TwinCities.com reported that during an interview, Ronaiah Tuiasosopo told Dr. Phil McGraw that he was molested as a child. The 22-year-old Tuiasosopo told McGraw he was repeatedly molested, beginning at age 12, by someone who was close to his father, a church pastor and youth minister. "I felt that I couldn't do things, accomplish things, pursue things, live out as Ronaiah," Tuiasosopo said. "And I felt the need to create this. It has everything to do with what I went through as a child."

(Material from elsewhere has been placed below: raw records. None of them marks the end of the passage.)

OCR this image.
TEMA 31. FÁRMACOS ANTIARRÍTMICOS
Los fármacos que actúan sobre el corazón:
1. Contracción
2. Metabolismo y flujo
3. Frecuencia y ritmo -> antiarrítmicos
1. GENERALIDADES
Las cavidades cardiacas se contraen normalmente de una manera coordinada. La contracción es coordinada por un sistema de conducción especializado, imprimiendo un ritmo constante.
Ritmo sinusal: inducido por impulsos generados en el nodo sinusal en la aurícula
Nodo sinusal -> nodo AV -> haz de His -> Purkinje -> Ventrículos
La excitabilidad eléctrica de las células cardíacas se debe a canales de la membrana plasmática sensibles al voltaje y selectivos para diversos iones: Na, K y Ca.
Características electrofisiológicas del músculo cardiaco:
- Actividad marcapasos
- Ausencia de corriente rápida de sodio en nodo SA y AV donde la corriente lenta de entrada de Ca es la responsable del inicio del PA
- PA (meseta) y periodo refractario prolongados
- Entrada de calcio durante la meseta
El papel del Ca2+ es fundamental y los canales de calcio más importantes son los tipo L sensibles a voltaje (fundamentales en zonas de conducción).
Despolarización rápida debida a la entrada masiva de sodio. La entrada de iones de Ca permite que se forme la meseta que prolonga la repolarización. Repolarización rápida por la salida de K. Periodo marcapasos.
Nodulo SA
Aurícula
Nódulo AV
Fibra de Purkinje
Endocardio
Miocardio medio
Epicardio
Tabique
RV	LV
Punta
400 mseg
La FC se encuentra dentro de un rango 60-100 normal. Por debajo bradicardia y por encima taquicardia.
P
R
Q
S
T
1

According to The Public's Health, a newsletter for medical professionals in Los Angeles County, early childhood traumas such as sexual abuse can have lifelong effects throughout adulthood, and the cost to society is high. Ninety percent of cases go unreported and untreated, as the symptoms of childhood sexual abuse (CSA) are often misdiagnosed and unappreciated.
Controlled studies have shown that adult survivors of child sexual abuse (ASCSA) are more likely to show adverse psychopathologies in adulthood, and neuroimaging studies confirm that exposure to sexual abuse in childhood alters the neurobiology and neurostructures in the brain, leading to scarring, an abnormal neurohormonal response to future stressors, and predisposes the victim to a lifetime of negative consequences.
Later in their lives, many ASCSA, whether reported or not, exhibit psychopathology, acting-out behaviors (social dysfunction), relationship problems (interpersonally), somatic symptoms, and sexual disorders. Victims, like Tuiasopo often want to "escape life" and will do so in unhealthy ways.
Childhood survivors may initially seem unaffected by the trauma; but ,by adolescence and adulthood, the consequences eventually become symptomatic, resulting in eating disorders, dissociation, phobias, obsessions, borderline personality disorder, depression, anxiety, bulimia, obesity, post traumatic stress disorder, hallucinations, conduct disorder, substance abuse disorder, panic disorder, antisocial personality disorder, affective disorder, and impaired sense of self.